1. Field of the Invention
The present invention relates to printer apparatus and, more particularly, to a line feed mechanism therefor.
2. Description of the Prior Art
There have been a number of different types of automated line feed mechanisms proposed and/or employed heretofore to periodically rotate a typewriter or a printer platen and, thereby, through frictional (or sprocket wheel) contact with a worksheet (or roll of paper) advance the latter either one or a limited pre-set number of line spaces periodically, normally dependent on each return of the carriage to its "home" position. Such mechanisms, for example, have often employed a cam-actuated pawl and ratchet wheel assembly, which has relied on the inertia produced by either a spring or a power returned carriage, to effect incremental single up to triple print line rotation of the platen.
In still other prior line feed mechanisms, a laterally movable stop or detent, often supported on a reciprocally driven carriage, has been employed to trip or otherwise actuate either associated mechanical or electromechanical apparatus which, in turn, effects line feed rotation of the platen. In the latter case, the platen has generally been rotated by the use of either an actuated pawl-ratchet wheel assembly, or by an operable clutch that incorporates an axially displaceable and rotatably driven member.
In all of such prior line feed mechanisms, line feeding is obviously only initiated when the carriage passes or arrives at a given point along its path of travel, and even then, usually from only a given direction. Such a point of carriage initiated platen rotation is typically located at or near the first print column position of the printer. It is thus seen that many line feed mechanisms employed heretofore have not provided selectively controlled, multiple line feeding versatility, i.e., where a number of print line advancements of a print medium much greater than two or three, for example, may be selectively produced, even when dependent on a return of a carriage to its "home" or some other preselected position.
This deficiency in line feed versatility has been particularly evident in high speed printers of the dot matrix type. In such printers, a carriage mounted print head is either stepped or continuously driven at a relatively rapid rate from one side of the platen to the other during the printing of a given line and, thereafter, generally driven even more rapidly to its starting or "home" position to commence the printing of the next line of information. Because of the speed of such printers, they are often used as peripheral equipment in computer systems, or as part of terminal station apparatus and, hence, are often involved in printing applications where very rapid multiple line feeding would be a great advantage, such as in formating, vertical tabulating or editing operations.

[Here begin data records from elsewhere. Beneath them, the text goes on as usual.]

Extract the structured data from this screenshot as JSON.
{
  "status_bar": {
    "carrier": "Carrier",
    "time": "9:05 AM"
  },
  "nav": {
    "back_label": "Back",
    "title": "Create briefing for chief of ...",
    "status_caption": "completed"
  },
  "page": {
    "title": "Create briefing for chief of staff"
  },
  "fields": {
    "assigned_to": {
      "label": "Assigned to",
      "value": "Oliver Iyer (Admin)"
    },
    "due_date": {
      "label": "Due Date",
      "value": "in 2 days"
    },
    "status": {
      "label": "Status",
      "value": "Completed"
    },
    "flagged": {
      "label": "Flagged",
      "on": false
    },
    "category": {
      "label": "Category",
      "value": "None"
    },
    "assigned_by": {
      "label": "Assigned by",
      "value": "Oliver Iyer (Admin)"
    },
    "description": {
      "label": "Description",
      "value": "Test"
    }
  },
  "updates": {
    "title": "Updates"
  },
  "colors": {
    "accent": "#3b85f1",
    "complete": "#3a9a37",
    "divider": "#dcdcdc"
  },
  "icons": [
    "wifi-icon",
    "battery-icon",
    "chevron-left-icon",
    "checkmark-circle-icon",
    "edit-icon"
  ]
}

Even if prior line feed mechanisms were modified in some way to effect variable multiple line feeding, another problem that would normally exist is the noise (or clatter) that would be generated by the ratchet-detent mechanism necessarily employed to accurately and firmly hold the platen (and paper) during the printing of each line. Such noise can become very pronounced and objectionable in high speed printers, such as of the dot matrix type. By reason of the nature and manner in which most prior line feed mechanisms operate, to also selectively bias the detent in question out of engagement with the ratchet wheel during multiple line feeding would normally require separate poweroperated apparatus, such as an operably coupled solenoid, which would not only increase the cost and space requirements of, but the power consumed by, the composite line feed mechanism.
An additional problem that would be encountered in any attempt to modify most prior line feed mechanisms for more versatile, automated single and multiple line feeding applications, is the fact that such apparatus in its present form has tended to be rather complex mechanically, expensive and bulky. Such apparatus therefore does not readily lend itself to further modification and/or the incorporation of additional apparatus to effect selectively controlled and quiet multiple line feeding, and still readily be accommodated within the very close fitting housings of most high speed printers today. Such compactness, of course, is attributable in large measure to the utilization of solid state logic circuitry to control the printing operations. It, of course, is recognized that optimum line feed versatility could be achieved by utilizing a separate stepping motor to selectively rotate the platen of a printer independently of the power driven carriage. The cost of an additional stepping motor, as well as the space requirements therefor, however, would normally rule out that solution to line feeding in the highly competative field of high speed, low cost and compact carriage driven printers.